© 1994-2017, Scott Sperling
The Frailty of Life
“For what else can be said where heat and cold bring equal danger? Then, in
what direction soever you turn, all surrounding objects not only may do harm,
but almost openly threaten and seem to present immediate death. Go on board a
ship, you are but a plank’s breadth from death. Mount a horse, the stumbling of a
foot endangers your life. Walk along the streets, every tile upon the roofs is a
source of danger. If a sharp instrument is in your own hand, or that of a friend,
the possible harm is manifest. All the savage beasts you see are so many beings
armed for your destruction. Even within a high-walled garden, where everything
ministers to delight, a serpent will sometimes lurk. Your house, constantly
exposed to fire, threatens you with poverty by day, with destruction by night.

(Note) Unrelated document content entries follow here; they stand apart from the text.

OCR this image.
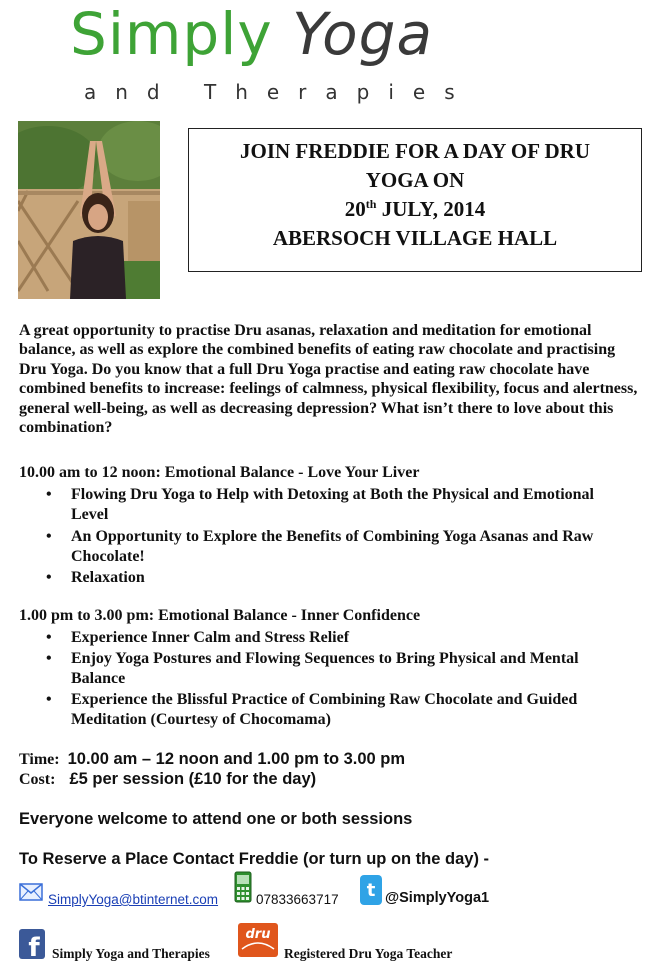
Simply Yoga
and Therapies
JOIN FREDDIE FOR A DAY OF DRU
YOGA ON
20th JULY, 2014
ABERSOCH VILLAGE HALL
A great opportunity to practise Dru asanas, relaxation and meditation for emotional balance, as well as explore the combined benefits of eating raw chocolate and practising Dru Yoga. Do you know that a full Dru Yoga practise and eating raw chocolate have combined benefits to increase: feelings of calmness, physical flexibility, focus and alertness, general well-being, as well as decreasing depression? What isn’t there to love about this combination?
10.00 am to 12 noon: Emotional Balance - Love Your Liver
• Flowing Dru Yoga to Help with Detoxing at Both the Physical and Emotional Level
• An Opportunity to Explore the Benefits of Combining Yoga Asanas and Raw Chocolate!
• Relaxation
1.00 pm to 3.00 pm: Emotional Balance - Inner Confidence
• Experience Inner Calm and Stress Relief
• Enjoy Yoga Postures and Flowing Sequences to Bring Physical and Mental Balance
• Experience the Blissful Practice of Combining Raw Chocolate and Guided Meditation (Courtesy of Chocomama)
Time: 10.00 am – 12 noon and 1.00 pm to 3.00 pm
Cost: £5 per session (£10 for the day)
Everyone welcome to attend one or both sessions
To Reserve a Place Contact Freddie (or turn up on the day) -
SimplyYoga@btinternet.com	07833663717 t @SimplyYoga1
f Simply Yoga and Therapies
dru
Registered Dru Yoga Teacher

Your fields, subject to hail, mildew, drought, and other injuries, denounce
barrenness, and thereby famine. I say nothing of poison, treachery, robbery, some
of which beset us at home, others follow us abroad. Amid these perils, must not
man be very miserable, as one who, more dead than alive, with difficulty draws
an anxious and feeble breath, just as if a drawn sword were constatly suspended
over his neck?... But when once the light of Divine Providence has illumined the
believer’s soul, he is relieved and set free, not only from the extreme fear and
anxiety which formerly oppressed him, but from all care. For as he justly
shudders at the idea of chance, so he can confidently commit himself to God.

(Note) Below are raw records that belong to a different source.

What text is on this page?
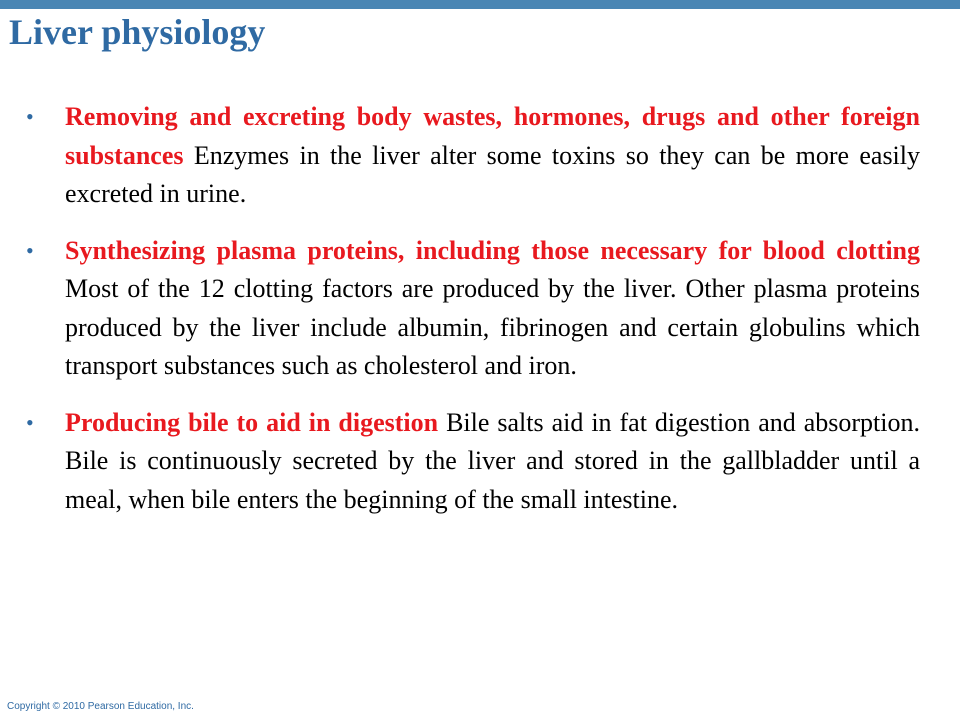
Liver physiology
• Removing and excreting body wastes, hormones, drugs and other foreign substances Enzymes in the liver alter some toxins so they can be more easily excreted in urine.
• Synthesizing plasma proteins, including those necessary for blood clotting Most of the 12 clotting factors are produced by the liver. Other plasma proteins produced by the liver include albumin, fibrinogen and certain globulins which transport substances such as cholesterol and iron.
• Producing bile to aid in digestion Bile salts aid in fat digestion and absorption. Bile is continuously secreted by the liver and stored in the gallbladder until a meal, when bile enters the beginning of the small intestine.
Copyright © 2010 Pearson Education, Inc.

This, I say, is his comfort, that his heavenly Father so embraces all things under
his power—so governs them at will by His nod—so regulates them by His
wisdom, that nothing takes place save according to His appointment; that
received into His favour, and entrusted to the care of His angels, neither fire, nor
water, nor sword, can do him harm, except in so far as God their master is
pleased to permit.”
-- John Calvin (1509-1564)
Out in the Fields of God
The little cares that fretted me
I lost them yesterday,
Among the fields above the sea,
Among the winds at play,
Among the lowing of the herds,
The rustling of the trees,
Among the singing of the birds,
The humming of the bees.
The foolish fears of what might happen,
I cast them all away
Among the clover-scented grass,
Among the new-mown hay,
Among the husking of the corn,
Where drowsy poppies nod
Where ill thoughts die and good are born—
Out in the fields with God.
-- Elizabeth Barrett Browning (1806-1861)
Perspective
“If a man that is desperately sick today, did believe he should arise sound the
next morning; or a man today, in despicable poverty, had assurance that he
should tomorrow arise a prince; would they be afraid to go to bed?”
-- Richard Baxter (1615-1691)
The Purposes of Adversity
“[W]hen He exposes us to adversities, it is either to prove our perfections or
correct our imperfections; and in return for our patient endurance of the
sufferings of time, He reserves for us an everlasting reward.”